Cyberpunk 2077

Platforms: PC, Xbox One, Xbox Series XS, PS4, PS5, Google Stadia

Release Date: Thursday 10th December 2020

Genre(s): Action, Sci-Fi

A note before we begin with this review - this review is of the game played on the PS5, with a PS4 version of the game.

The reason we're making this distinction at the top of the review is that the experience of the game varies wildly from each different platform. For example, there's anecdotal evidence of the game being all but unplayable on a standard PS4, mildly better on the PS4 Pro, and somewhat better still on the PS5. Likewise, the same is true on the Xbox One, the Xbox Series S, and the Xbox Series X. At the same time, the PC appears to be the most stable version of the game.

We're now 100 words into this review, and so far, we haven't mentioned a single thing about the game. Why is that? Because so much of 'Cyberpunk 2077' and the discourse around it is swallowed up by the many, many glitches with the game. In our review of this game, we encountered several in the first few hours of the game. It crashed out at least twice. This was when the game was made available to all, not just a select few critics beforehand. In other words, the experience we've had of the game would likely be the same as yours.

When it comes to huge RPGs, players expect a few bugs and glitches. 'Fallout: New Vegas', 'Skyrim', 'Dragon Age' - they all had major issues at the beginning of their lives, but patches, updates, and bug chasing helped to make them far more stable and allow the features and story of the game to come to the surface. When these glitches and issues were swept away, the game that remained was one worth your time and effort. Players can be forgiving if there's a hope that the experience will be worth it. 'No Man's Sky' is often the example of a game redeeming itself in later life.

When that game was first launched, players were - rightfully - disgusted with the gulf between what was promised and what was delivered. Developers frequently overestimate their abilities, and very often can lead players on with unrealistic expectations. Yet, in recent years, there's been an understanding that some games can eventually get better with time, if you stick them out. That's the question that hangs over 'Cyberpunk 2077' at the moment.

Will it get better?

To be clear, 'Cyberpunk 2077' is effectively an unfinished product on consoles as of writing. There are many, many issues with the game and the gap between what is and what might have been becomes clearer the further you go into the game. It's not just in silly things like NPCs failing to sit properly on a chair and bobbing up and down as they do so, nor does it become apparent when you realise how empty some of the streets are, or the underground bars and taverns you frequent.

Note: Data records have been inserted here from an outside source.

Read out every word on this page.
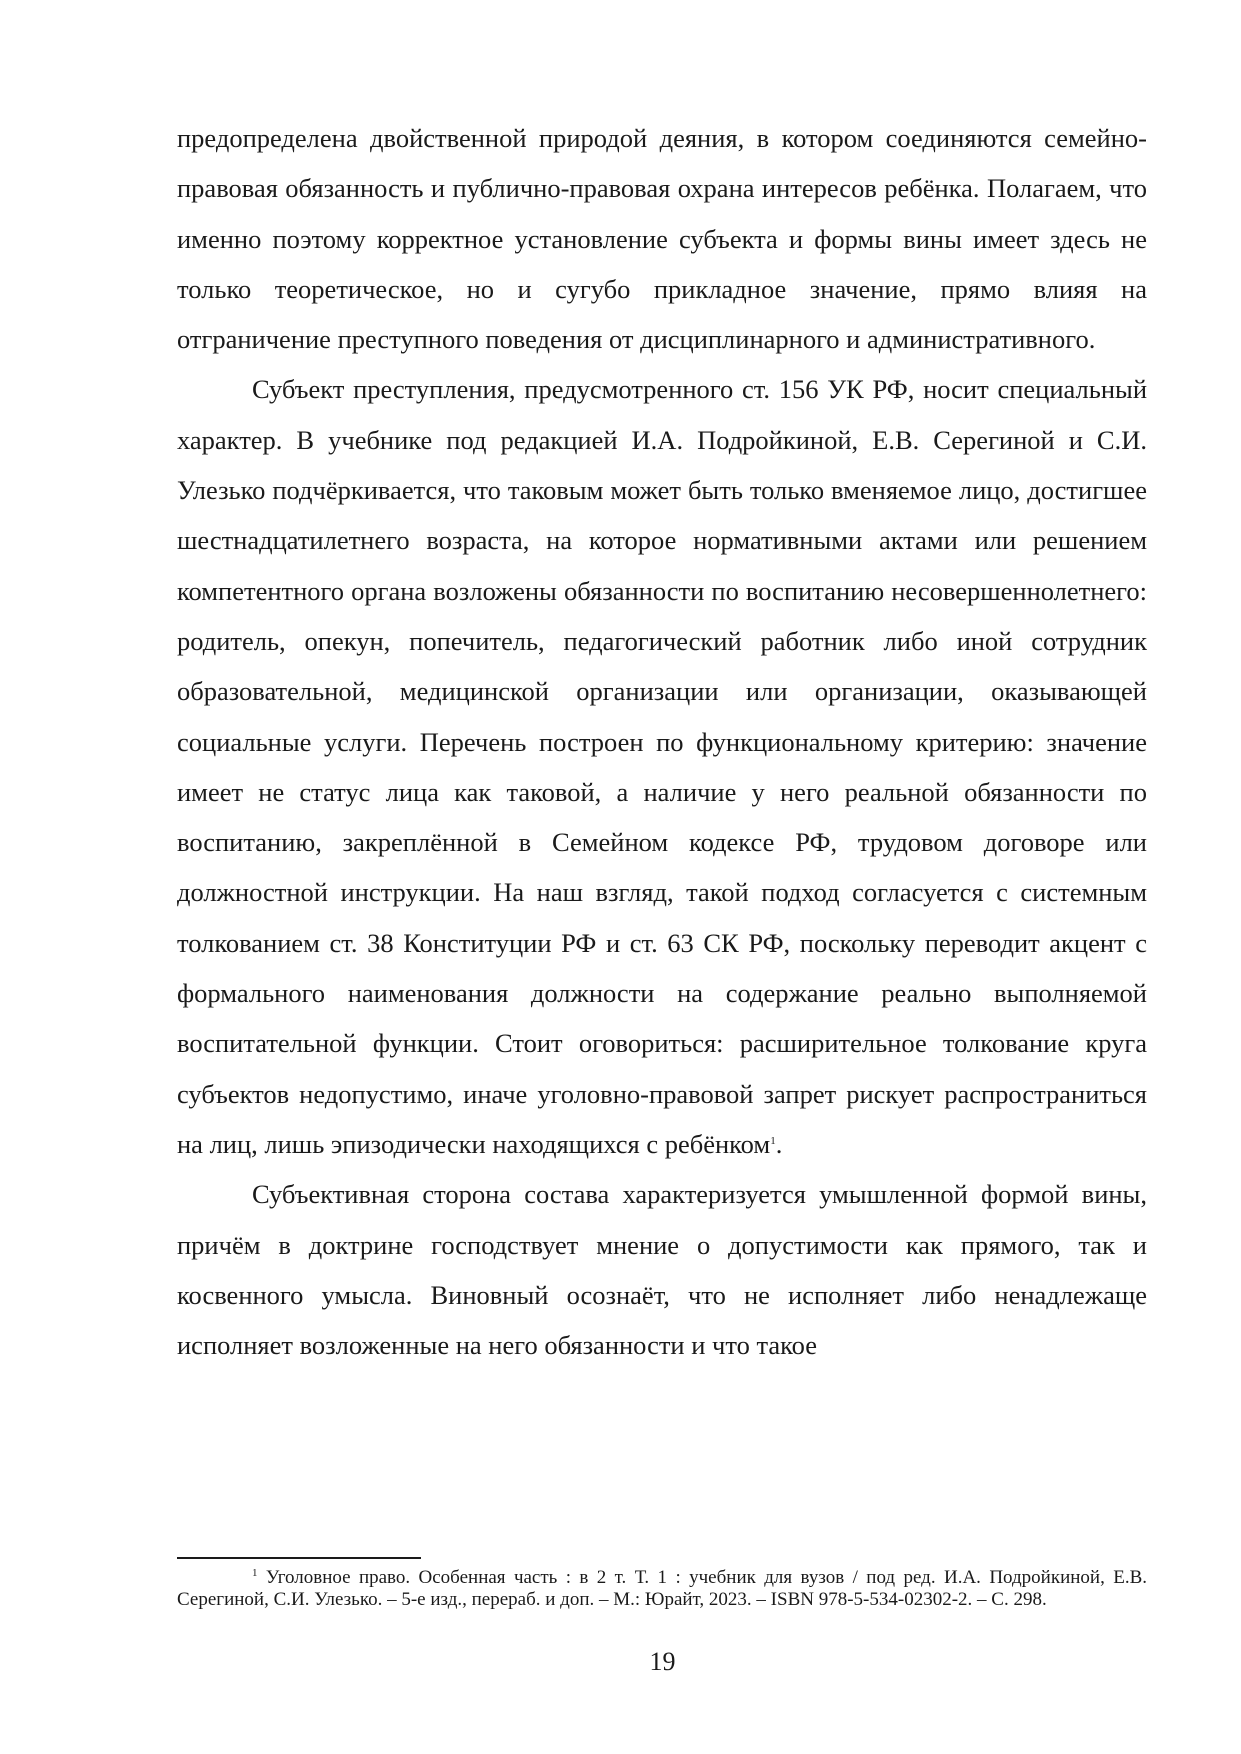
предопределена двойственной природой деяния, в котором соединяются семейно-правовая обязанность и публично-правовая охрана интересов ребёнка. Полагаем, что именно поэтому корректное установление субъекта и формы вины имеет здесь не только теоретическое, но и сугубо прикладное значение, прямо влияя на отграничение преступного поведения от дисциплинарного и административного.

Субъект преступления, предусмотренного ст. 156 УК РФ, носит специальный характер. В учебнике под редакцией И.А. Подройкиной, Е.В. Серегиной и С.И. Улезько подчёркивается, что таковым может быть только вменяемое лицо, достигшее шестнадцатилетнего возраста, на которое нормативными актами или решением компетентного органа возложены обязанности по воспитанию несовершеннолетнего: родитель, опекун, попечитель, педагогический работник либо иной сотрудник образовательной, медицинской организации или организации, оказывающей социальные услуги. Перечень построен по функциональному критерию: значение имеет не статус лица как таковой, а наличие у него реальной обязанности по воспитанию, закреплённой в Семейном кодексе РФ, трудовом договоре или должностной инструкции. На наш взгляд, такой подход согласуется с системным толкованием ст. 38 Конституции РФ и ст. 63 СК РФ, поскольку переводит акцент с формального наименования должности на содержание реально выполняемой воспитательной функции. Стоит оговориться: расширительное толкование круга субъектов недопустимо, иначе уголовно-правовой запрет рискует распространиться на лиц, лишь эпизодически находящихся с ребёнком$^1$.

Субъективная сторона состава характеризуется умышленной формой вины, причём в доктрине господствует мнение о допустимости как прямого, так и косвенного умысла. Виновный осознаёт, что не исполняет либо ненадлежаще исполняет возложенные на него обязанности и что такое

$^1$ Уголовное право. Особенная часть : в 2 т. Т. 1 : учебник для вузов / под ред. И.А. Подройкиной, Е.В. Серегиной, С.И. Улезько. – 5-е изд., перераб. и доп. – М.: Юрайт, 2023. – ISBN 978-5-534-02302-2. – С. 298.

19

Instead, it comes through in the so-so gameplay and the weak animations. When you glimpse down at your character's shadow, you can see spindly arms flailing about as they run. When you hop off a motorcycle, the animation jerks its way through to the end of the sequence. The game feels small, but not in an intimate way. Rather, it feels like it's been tightly wrapped and constricted. You can't just drive your car through the streets of Night City, looking for action and whatever steps out in front of you. For one, the handling in the vehicles is ridiculously poor. Not only that, the AI for other NPCs on the road barely registers any kind of reaction.

The character life paths - Corpo, Nomad, and Street Kid - effectively amounts to a few dialogue choices, and a different intro before you reach a montage that appears in all versions of your character. Not only that, the gang system has - in our experience of the game so far - been non-existent. You can just about make out some ideas, but the truth is they're either not fully fleshed out, or they're so insignificant as to be easily dismissed.

The problem with 'Cyberpunk 2077' is that, when you play it, you want it to be so much better than it actually is. You're willing yourself to believe that, with the right combination of patches and upgrades, the game will get better. For those on the PlayStation 4 or 5, that might not be so. Sony took the unprecedented decision today to delist the game from its online store and offer full refunds to anyone who bought it that way. CD Projekt Red have said they intend to continue working on updates and patches for the game, but even then, will it be worth it?

There is a huge, huge amount of side-quests and ways to make the game run on far longer than you'd expect. The main campaign may not quite be as lengthy as we'd hoped, but there's a lot to like about it. For one, it has the best voice acting we've heard in a game in years, surpassing 'Red Dead Redemption II'. Keanu Reeves gives an impassioned, committed performance as Johnny Silverhand, and the concept is an intriguing one.

When the game is working fine and you're in it, it's really quite enjoyable. You'll find yourself grinning as you slink around a warehouse, dropping Maelstrom henchmen with a silenced pistol and hacking into the security cameras to erase your presence. When you're done with all that and looted the cash, your motorcycle is waiting outside for you to spin off into the endless neon landscape for the next job.

That's when 'Cyberpunk 2077' really soars, and gives you the feeling of a dense, layered story. It's too bad that that feeling doesn't come around often enough.

Given all of the very public issues with the game thus far on consoles, no doubt many people reading this are wondering if this review is a recommendation or not. The truth is we can't be sure either. The game itself has been so fundamentally riddled with problems that if there is promise to the game, it's a long way off being realised.